Molecular tumor boards — teams of multidisciplinary experts that assess the molecular tumor profile of a patient’s cancer — may frequently arrive at treatment recommendations that disagree with those generated by molecular testing vendors, a new study found.
The rate of discordance between recommendations from one institution’s molecular tumor board and several next-generation sequencing vendors reached nearly 50%. The core reasons for the disagreements were low level of evidence, available alternatives, and tolerability concerns.
The researchers estimated that the molecular tumor board recommendations could potentially save more than $3.2 million in drug costs over a year.

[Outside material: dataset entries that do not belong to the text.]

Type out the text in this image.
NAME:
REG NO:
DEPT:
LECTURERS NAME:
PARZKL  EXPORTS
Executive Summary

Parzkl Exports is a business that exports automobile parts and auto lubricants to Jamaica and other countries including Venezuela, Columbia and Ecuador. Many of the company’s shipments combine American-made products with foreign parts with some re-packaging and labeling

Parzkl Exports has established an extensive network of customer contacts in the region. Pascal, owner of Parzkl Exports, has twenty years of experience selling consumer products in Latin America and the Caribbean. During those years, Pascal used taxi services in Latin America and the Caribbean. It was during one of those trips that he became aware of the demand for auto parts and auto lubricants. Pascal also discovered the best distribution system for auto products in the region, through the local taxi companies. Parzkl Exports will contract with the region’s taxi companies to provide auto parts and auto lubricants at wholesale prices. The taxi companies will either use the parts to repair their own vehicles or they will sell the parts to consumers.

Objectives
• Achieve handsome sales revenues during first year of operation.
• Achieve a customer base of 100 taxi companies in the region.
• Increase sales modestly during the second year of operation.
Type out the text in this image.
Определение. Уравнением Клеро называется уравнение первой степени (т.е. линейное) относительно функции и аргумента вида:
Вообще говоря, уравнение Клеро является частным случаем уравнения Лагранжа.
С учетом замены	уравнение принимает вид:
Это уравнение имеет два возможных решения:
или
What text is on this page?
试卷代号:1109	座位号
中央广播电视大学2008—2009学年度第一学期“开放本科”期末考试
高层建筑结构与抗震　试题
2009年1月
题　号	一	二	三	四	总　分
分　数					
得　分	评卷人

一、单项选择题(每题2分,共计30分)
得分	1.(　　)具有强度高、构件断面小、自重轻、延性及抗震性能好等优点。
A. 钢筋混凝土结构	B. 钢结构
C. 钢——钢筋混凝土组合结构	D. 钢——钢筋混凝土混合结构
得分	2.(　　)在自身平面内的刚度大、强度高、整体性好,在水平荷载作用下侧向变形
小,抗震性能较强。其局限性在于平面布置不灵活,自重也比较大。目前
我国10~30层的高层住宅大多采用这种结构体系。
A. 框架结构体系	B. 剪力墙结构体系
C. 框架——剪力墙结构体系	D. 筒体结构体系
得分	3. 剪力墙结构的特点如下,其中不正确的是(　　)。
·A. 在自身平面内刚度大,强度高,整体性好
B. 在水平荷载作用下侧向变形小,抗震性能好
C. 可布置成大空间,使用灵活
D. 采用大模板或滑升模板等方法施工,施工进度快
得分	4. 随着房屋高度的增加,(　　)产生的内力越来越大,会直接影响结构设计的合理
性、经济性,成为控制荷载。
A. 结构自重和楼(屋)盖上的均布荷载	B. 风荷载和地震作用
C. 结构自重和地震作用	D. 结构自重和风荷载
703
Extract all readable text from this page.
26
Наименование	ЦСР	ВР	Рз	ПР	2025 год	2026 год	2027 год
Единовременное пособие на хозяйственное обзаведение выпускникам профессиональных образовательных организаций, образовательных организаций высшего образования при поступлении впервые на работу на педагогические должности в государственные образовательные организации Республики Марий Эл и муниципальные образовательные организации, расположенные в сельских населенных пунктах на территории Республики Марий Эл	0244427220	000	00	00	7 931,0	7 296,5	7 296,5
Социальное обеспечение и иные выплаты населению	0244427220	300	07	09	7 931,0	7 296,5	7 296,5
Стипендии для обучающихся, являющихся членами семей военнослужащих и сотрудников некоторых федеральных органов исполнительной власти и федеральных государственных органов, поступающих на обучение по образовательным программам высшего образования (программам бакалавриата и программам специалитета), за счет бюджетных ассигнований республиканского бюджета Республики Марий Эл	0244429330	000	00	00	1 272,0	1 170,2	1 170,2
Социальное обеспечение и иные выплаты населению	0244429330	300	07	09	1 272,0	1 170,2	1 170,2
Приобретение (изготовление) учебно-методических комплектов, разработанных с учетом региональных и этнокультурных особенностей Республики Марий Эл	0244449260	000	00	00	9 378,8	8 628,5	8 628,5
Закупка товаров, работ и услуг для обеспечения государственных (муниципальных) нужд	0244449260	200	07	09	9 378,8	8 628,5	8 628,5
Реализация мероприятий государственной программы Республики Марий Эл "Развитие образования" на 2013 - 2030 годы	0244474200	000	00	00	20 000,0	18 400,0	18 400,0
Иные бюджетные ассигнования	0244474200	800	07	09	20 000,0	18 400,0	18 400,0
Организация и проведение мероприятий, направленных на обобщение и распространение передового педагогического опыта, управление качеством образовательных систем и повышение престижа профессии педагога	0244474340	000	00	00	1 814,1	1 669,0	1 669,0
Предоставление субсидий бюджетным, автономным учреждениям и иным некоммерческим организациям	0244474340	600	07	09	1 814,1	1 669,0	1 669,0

The disagreement with the molecular tests “highlights the importance of clinical contextualization and multidisciplinary evaluation when developing a care plan tailored to each unique patient,” first author Mary K. Walters, PharmD, a clinical pharmacist at Advocate Aurora Health in Downers Grove, Illinois, told Medscape Medical News. Furthermore, the drug cost avoidance “demonstrates the molecular tumor board’s potential financial benefit, which has not been well characterized before.”
The study was published in October 2022 in JCO Precision Oncology.
The increasing array of molecular-based therapies, paired with molecular analytic methods such as next-generation sequencing, continue to advance precision medicine, helping identify patients who may or may not respond to specific therapies.
However, this practice is complicated by the range of genes being evaluated, the various algorithms used by next-generation sequencing vendors, as well as patient factors that may influence care.
To help manage this complexity, cancer centers have been increasingly establishing molecular tumor boards to ensure the best evidence-based recommendations are made in this genomics-driven setting.
Walters and colleagues wanted to better understand the level of agreement between recommendations made by their institution’s molecular tumor board and several next-generation sequencing vendors. The research team conducted a retrospective analysis of recommendations made in 2021 for 962 patients with a variety of solid tumor and hematologic malignancies who received next-generation sequencing and whose case was reviewed by their institution’s molecular tumor board.
Overall, discordance was high and varied across vendors. Vendors made treatment recommendations for 502 patients and the rate of discordance between the molecular tumor board and next-generation sequencing vendors was 45.6% (229 of 502).
Discordance rates varied across three vendors — ranging from 8% to 30%. The most common reasons for disagreement between the tumor board and next-generation sequencing vendors were low level of evidence for the recommendation (88% of patients), an alternative standard of care available (60%), and tolerability concerns (42%).
The most common drug classes recommended by next-generation sequencing vendors but that clashed with tumor board recommendations included mTOR, PARP, MEK, and PIK3CA inhibitors in off-label settings.
The authors highlighted an example of this discordance using the PARP inhibitor olaparib. Olaparib received Food and Drug Administration approval for adult patients with deleterious or suspected deleterious germline or somatic homologous recombination repair (HRR) gene-mutated metastatic castration-resistant prostate cancer. However, if an HRR target is identified in next-generation sequencing, a vendor may recommend that drug off label regardless of the indication.
“That lack of specific histologic and variant-level associations may be a limitation of the vendor’s algorithms or machine learning in the space of a rapidly evolving knowledge base,” the authors explained. This type of recommendation from vendors can also help explain why low level of evidence was “the most common discordance rationale in this review.”
Overall, the tumor board provided at least one therapy recommendation for 383 patients (39.8%), and 167 (17.4%) used a tumor board-recommended therapy.
Importantly, the tumor board’s alternative treatment strategy could avoid more than $21,000 in drug costs for 1 month or one cycle of a targeted therapy per discordant recommendation. Over the study period, the savings amounted to an estimated $3,209,070, the authors found.
This potential savings may reflect the high costs of newer drugs and underscore the need to carefully evaluate decisions to use them.
“Because of the very high cost of these new molecularly directed therapies, it is imperative that drugs are given to the right patient at the right time in the course of their disease to gain the maximal benefit for any given patient,” said study coauthor Antony Ruggeri, MD, a hematology and oncology physician at Advocate Aurora Health in Milwaukee, Wisconsin.
Walters reported no disclosures. Ruggeri reported relationships with Elsevier and Astellas Scientific and Medical Affairs, Inc.
JCO Precision Oncology. Published October 2022. Abstract.